12. Give Space or There Will Be Words
When you are fishing, unless you have been invited to come closer, stay at a good distance. Nobody likes a potlicking vulture. If you ask to come closer or leap frog to a spot up the bank be prepared to hear “No” and be okay with it. If a boat or kayak is moving in a direction, working behind them is ok but if you move past them in the direction they were moving toward and aren’t a few hundred yards past, be prepared to answer a few questions or expected to respond to your actions. It shouldn’t be a huge deal in most instances but it’s rudeness as its highest form here. You might as well take a bite of your buddy’s steak before he gets to. There will be words.

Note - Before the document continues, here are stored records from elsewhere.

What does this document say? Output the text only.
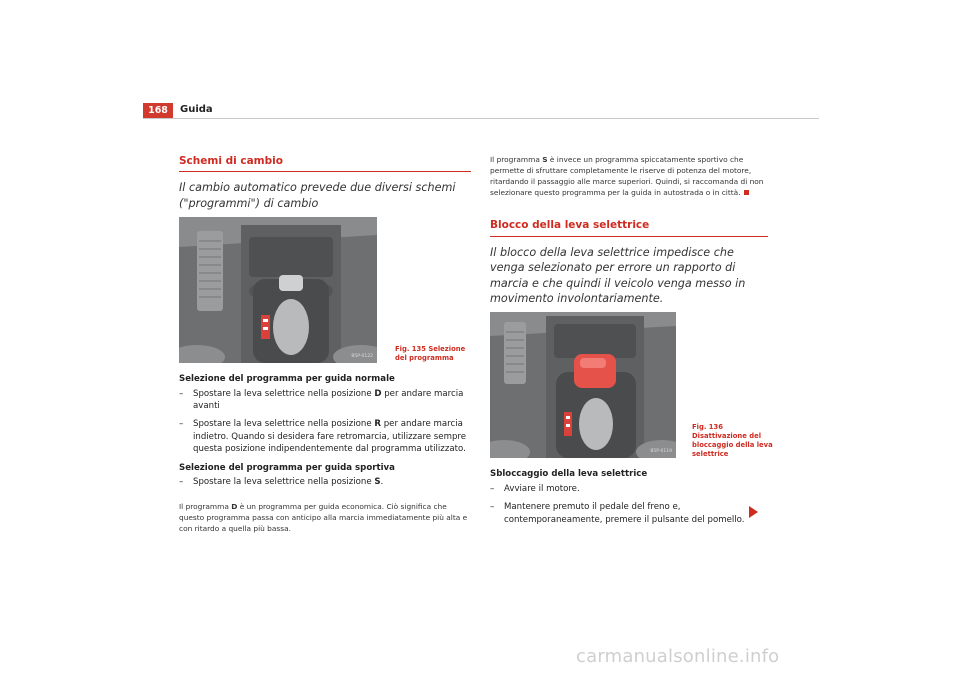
168	Guida
Schemi di cambio
Il cambio automatico prevede due diversi schemi ("programmi") di cambio
B5P-0122
Fig. 135 Selezione del programma
Selezione del programma per guida normale
– Spostare la leva selettrice nella posizione D per andare marcia avanti
– Spostare la leva selettrice nella posizione R per andare marcia indietro. Quando si desidera fare retromarcia, utilizzare sempre questa posizione indipendentemente dal programma utilizzato.
Selezione del programma per guida sportiva
– Spostare la leva selettrice nella posizione S.
Il programma D è un programma per guida economica. Ciò significa che questo programma passa con anticipo alla marcia immediatamente più alta e con ritardo a quella più bassa.
Il programma S è invece un programma spiccatamente sportivo che permette di sfruttare completamente le riserve di potenza del motore, ritardando il passaggio alle marce superiori. Quindi, si raccomanda di non selezionare questo programma per la guida in autostrada o in città.
Blocco della leva selettrice
Il blocco della leva selettrice impedisce che venga selezionato per errore un rapporto di marcia e che quindi il veicolo venga messo in movimento involontariamente.
B5P-0119
Fig. 136 Disattivazione del bloccaggio della leva selettrice
Sbloccaggio della leva selettrice
– Avviare il motore.
– Mantenere premuto il pedale del freno e, contemporaneamente, premere il pulsante del pomello.
carmanualsonline.info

13. Tournaments are Very Different in a Kayak
If you’ve ever fished a tournament, you know about the adrenaline factor, nerves, all the posturing that goes on but in kayak fishing, tournaments are a completely different animal. The ballet that is measuring, photographing, uploading, scoring, and releasing a fish takes practice. Start with an online casual tournament. Maybe a month-long one at first to really get the feel for the Catch Photo Release format of tournaments. It’s more difficult than you might think.